Perhaps others can comment on which IRA balance to use. (It shd also be one you for which you have a statement that can be used to confirm your starting balance IRA number each year if ever questioned.
P.S.- I just saw Gordon’s post (GFW) He is much more succinct!
KEN2009-07-17 22:53, By: Ken, IP: [184.108.40.206]
L3: Change from Fixed Amort to RMD methodProbably more important than the date selected is that what ever date is selected, the balance of that date is a reasonable representation of the true balance when the switch is made.
Rev. Rul. 2002-62 under account balance pretty much says that any date between the previous 12/31 and the current date can be used as long as…

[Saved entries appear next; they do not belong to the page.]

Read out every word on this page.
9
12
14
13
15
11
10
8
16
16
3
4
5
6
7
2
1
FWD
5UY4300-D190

The account balance that is used to determine payments must be determined in a reasonable manner based on the facts and circumstances”2009-07-17 23:18, By: Gfw, IP: [220.127.116.11]

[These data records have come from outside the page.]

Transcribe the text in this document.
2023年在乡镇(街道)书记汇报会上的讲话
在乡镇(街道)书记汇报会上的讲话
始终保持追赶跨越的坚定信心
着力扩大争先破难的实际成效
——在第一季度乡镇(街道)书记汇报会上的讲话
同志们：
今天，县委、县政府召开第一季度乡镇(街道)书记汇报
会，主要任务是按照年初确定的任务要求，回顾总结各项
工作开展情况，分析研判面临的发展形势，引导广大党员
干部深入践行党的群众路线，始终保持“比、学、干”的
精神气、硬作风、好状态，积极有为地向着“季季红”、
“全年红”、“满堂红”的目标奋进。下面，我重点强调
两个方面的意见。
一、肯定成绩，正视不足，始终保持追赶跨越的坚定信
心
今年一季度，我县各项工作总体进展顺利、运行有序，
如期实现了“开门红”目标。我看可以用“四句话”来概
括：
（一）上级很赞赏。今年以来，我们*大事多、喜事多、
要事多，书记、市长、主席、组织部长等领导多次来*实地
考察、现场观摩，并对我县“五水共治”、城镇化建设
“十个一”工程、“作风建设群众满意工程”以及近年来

L2: Change from Fixed Amort to RMD methodOK. Here’s my two-cents worth on this deal.
Since “Need Help” takes a single, annual distribution and the last one was December, 2008, then the most logical balance to calculate the RMD for 2009 would be 12/31/2008, since the next distribution in December, 2009 will be based on the RMD methodology. Future calculations would likewise be based on the 12/31/20XX balance. Ken has given the logic for how to make the calculations using the Uniform Table.
Now here’s what really concerns me about this situation:
“I am the owner of the IRA and my father is the oldest beneficiary. He will be 80 in November 2009.”
Unfortunately one of the biggest mistakes people make with IRA’s, 401(k)’s, life insurance and any other instrument with a “beneficiary disignation” is how they name the beneficiaries. From your two sentences above I suspect you have a “beneficiary time-bomb” waiting to explode and you don’t know it. I can think of too many reasons to enumerate why your 79-year old Father should not be listed as your beneficiary. My guess is that you are listed as his beneficiary on his IRA’s, life insurance, etc. And if he is “the oldest beneficiary” then I suspect you have multiple, non-spouse beneficiaries listed which is a separate and more complicatingproblem.
Beneficiary designation is a problem. It is easy to fix before a claim occurs when someone dies. Please get with a qualified financial advisor in your area to review all of your and probably your Father’s beneficiary designations and get this mess cleaned up.